Abbey Muza

Abbey Muza uses weaving and other forms of image-making to explore narration, identity, and abstraction. They have been an artist in residence at ACRE and Alternative Worksite, and have been a Fulbright France Harriet-Hale Wooley Fellow in the Arts, a Leroy Neiman Fellow at the Oxbow School of Art, and a visiting artist at the École nationale supérieure des Arts Décoratifs in Paris. Their recent solo and two-person shows include exhibitions at Tusk (Chicago), Slow Dance (Chicago), and the Fondation des États Unis (Paris). Their awards include an Individual Artist Program grant from the city of Chicago Department of Cultural Affairs and Special Events, an Illuminate the Arts grant from the city of Philadelphia, and an Arthur King Peters Award from Fulbright France.
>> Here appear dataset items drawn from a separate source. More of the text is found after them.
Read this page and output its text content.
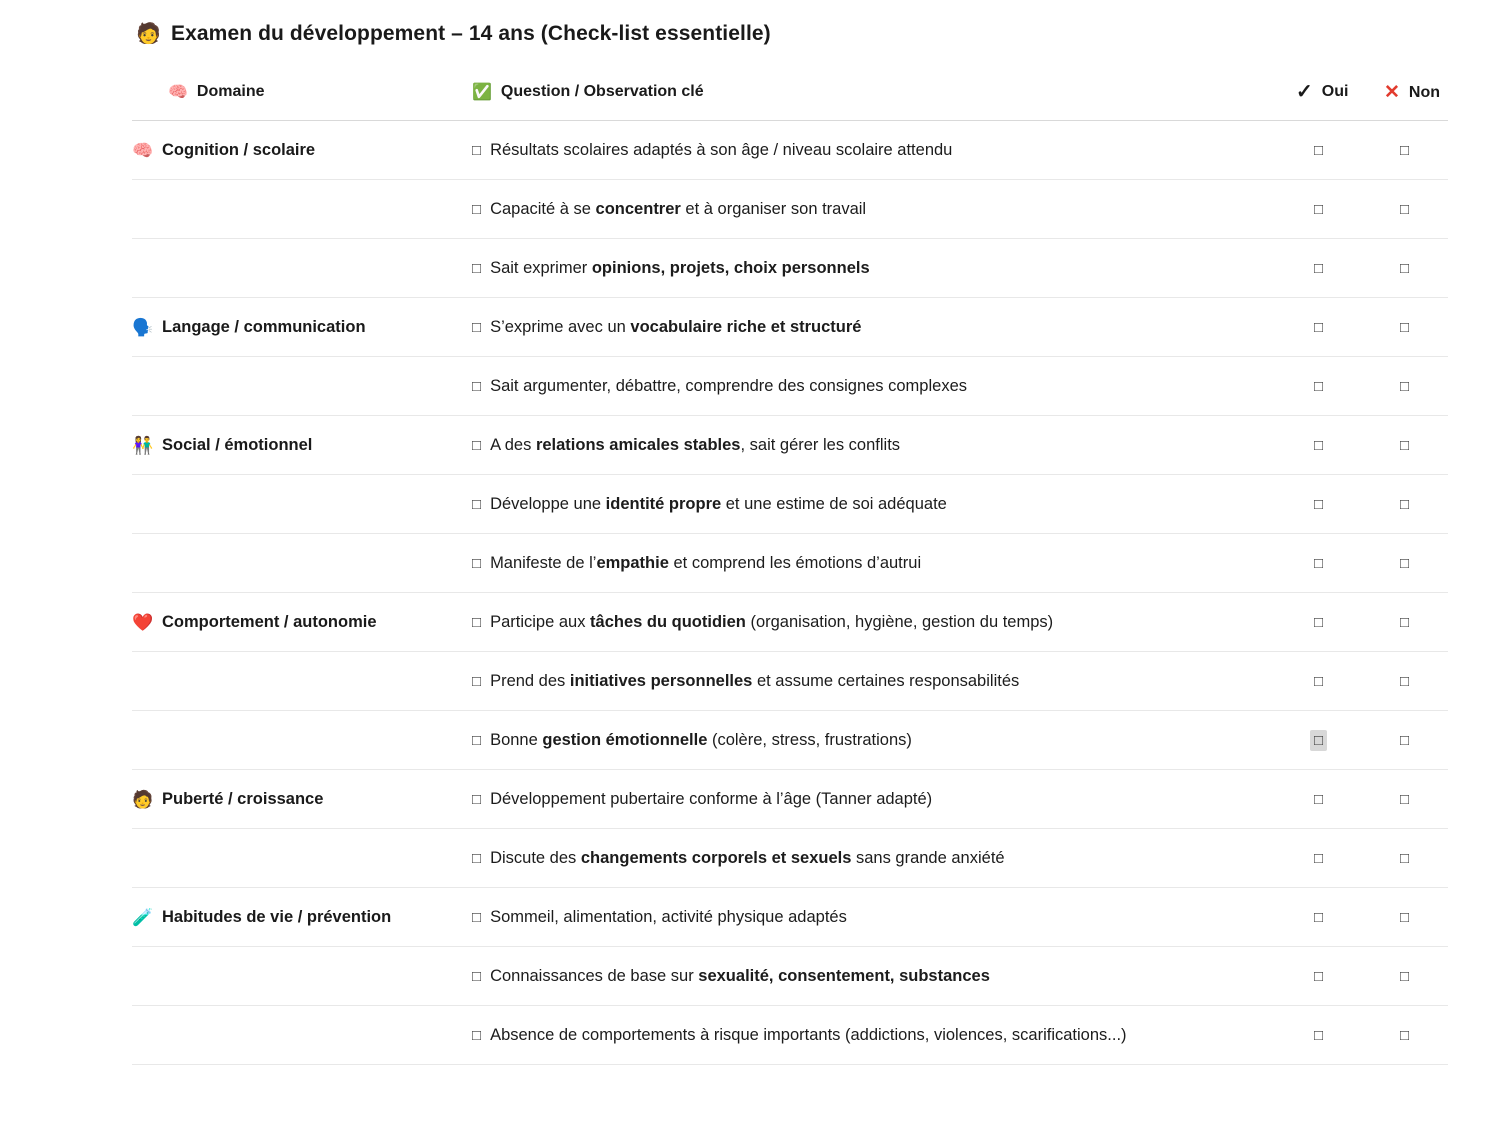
🧑 Examen du développement – 14 ans (Check-list essentielle)
🧠 Domaine	✅ Question / Observation clé	✓ Oui	✕ Non

🧠 Cognition / scolaire	□ Résultats scolaires adaptés à son âge / niveau scolaire attendu	□	□

	□ Capacité à se concentrer et à organiser son travail	□	□

	□ Sait exprimer opinions, projets, choix personnels	□	□

🗣️ Langage / communication	□ S’exprime avec un vocabulaire riche et structuré	□	□

	□ Sait argumenter, débattre, comprendre des consignes complexes	□	□

👫 Social / émotionnel	□ A des relations amicales stables, sait gérer les conflits	□	□

	□ Développe une identité propre et une estime de soi adéquate	□	□

	□ Manifeste de l’empathie et comprend les émotions d’autrui	□	□

❤️ Comportement / autonomie	□ Participe aux tâches du quotidien (organisation, hygiène, gestion du temps)	□	□

	□ Prend des initiatives personnelles et assume certaines responsabilités	□	□

	□ Bonne gestion émotionnelle (colère, stress, frustrations)	□	□

🧑 Puberté / croissance	□ Développement pubertaire conforme à l’âge (Tanner adapté)	□	□

	□ Discute des changements corporels et sexuels sans grande anxiété	□	□

🧪 Habitudes de vie / prévention	□ Sommeil, alimentation, activité physique adaptés	□	□

	□ Connaissances de base sur sexualité, consentement, substances	□	□

	□ Absence de comportements à risque importants (addictions, violences, scarifications...)	□	□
They have a BFA from the School of the Art Institute of Chicago and an MFA in Fiber and Material Studies from the Tyler School of Art and Architecture in Philadelphia. They currently live between Chicago and Paris. 

Portrait by Patricia Zheng

Artist Statement

I am interested in the specificities inherent in textile objects - for example, how image and content can be imbued into a textile, or the uniqueness of a textile object’s relationship to ways of seeing and being in the world. My curiosities are as follows: How can one “read” a textile? How do text and image engage with textiles, both as contemporary and historical mediums? What can a textile be, and what can we do with it as an art object? My work is variously image- or text- based and abstract. These images and texts are woven into draped or hung tapestries, and often come from assembled and found imagery. The content of my work becomes abstract, either through the process of weaving or via intentional opacity. In particular, too, I explore how queer or queered histories can be retold through woven cloth in relationship to textile’s ‘othered’ art historical positioning, which situates the textile object as a natural encoding device for little told or excluded narratives.

At Tusen Takk

At Tusen Takk, I will make a series of pochoir-printed and painted woven textiles that consider how narratives are imparted via textiles’ relationship to the body. I aim to impart “touch” through the composition of images embedded into the handwoven textiles during the process of making, while also investigating the relationship between cloth and the body. Using my own or found photographic images of “touch,” I will make collaged compositions for each work. I will turn these compositions into pochoir stencils used to paint unwoven threads. As I weave these threads, the images will break apart, shift, and come back together, rebuilt into new compositions.